WASHINGTON (AP) -- President Obama's party could lose its House majority in this fall's elections, his spokesman said Sunday, perhaps trying to jolt Democratic voters with the specter of GOP lawmakers rolling back White House policies.
"I think there's no doubt there are enough seats in play that could cause Republicans to gain control. There's no doubt about that," White House press secretary Robert Gibbs told NBC's "Meet the Press."
Democrats now hold a 255-178 edge in the House, with two vacancies in the 435-member chamber. Anywhere from 40 to perhaps 60 House seats could be competitive by the fall. Republicans would need to take back about 40 seats to slip into the majority, placing current Minority Leader John A. Boehner, Ohio Republican, in line to replace Rep. Nancy Pelosi, California Democrat, as speaker.
Those House Democrats who won election for the first time in 2008 in conservative-leaning districts as part of the Obama wave are particularly vulnerable this fall, given that the president is not on the ballot.
Mr. Gibbs said retaining House control would depend on strong campaigns by Democrats. "I think we have to take the issues to them," he said, adding that the primary argument would be how Republicans would govern as the majority party.
His remarks could be intended to light a fire under Democrats who are dispirited after about 18 months of Mr. Obama's presidency and motivate them to work hard to maintain their majorities in both the House and Senate. The party in power typically loses seats in the first midterm elections under a president, and Democrats are defending a slew of districts they picked up in 2006 and 2008.
The White House also could be working to lower expectations in case Democrats do lose the House majority.
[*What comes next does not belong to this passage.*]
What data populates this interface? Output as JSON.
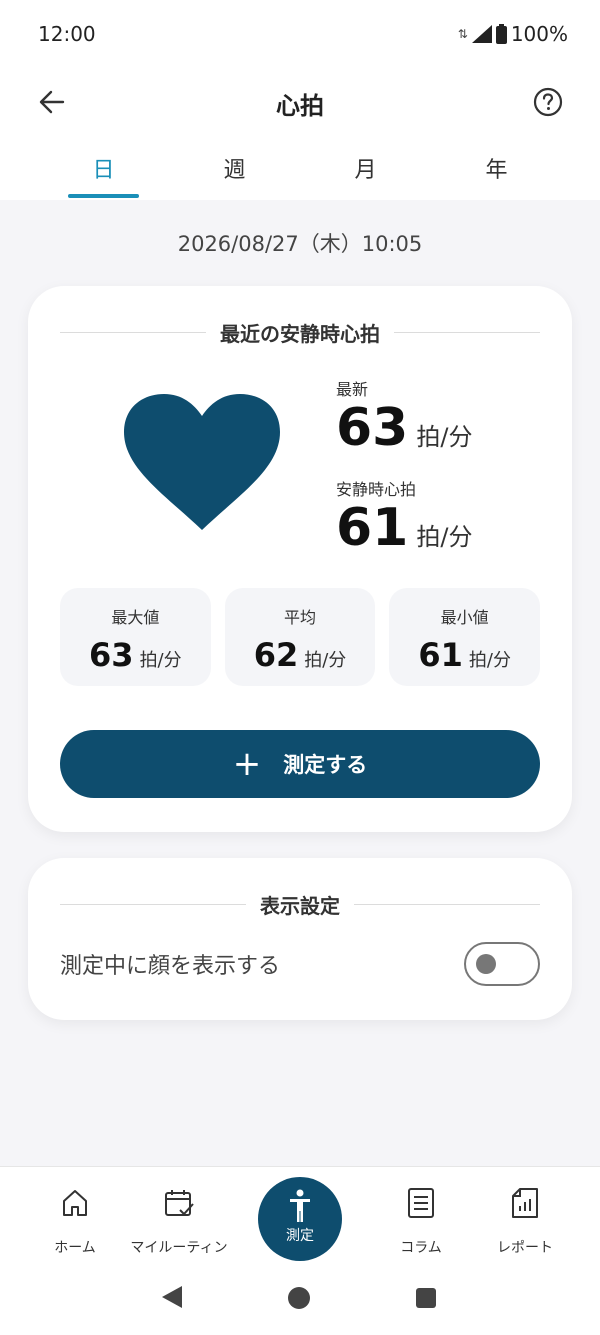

Mr. Gibbs hit again on points that Mr. Obama has touched on in recent fundraising appearances: the apology to BP by Rep. Joe Barton, Texas Republican, for being pushed to set up a $20 billion fund for damages from the Gulf oil spill, and Mr. Boehner's remark that suggested the effort to regulate Wall Street in the wake of the financial meltdown was tantamount to "killing an ant with a nuclear weapon."
"I think that's a perfect window not into what people are thinking but the way they would govern," Mr. Gibbs said. "Joe Barton, John Boehner -- those are the types of things you'll hear a lot, I think, from both the president and from local candidates about what you'll get if the Republicans were to gain control."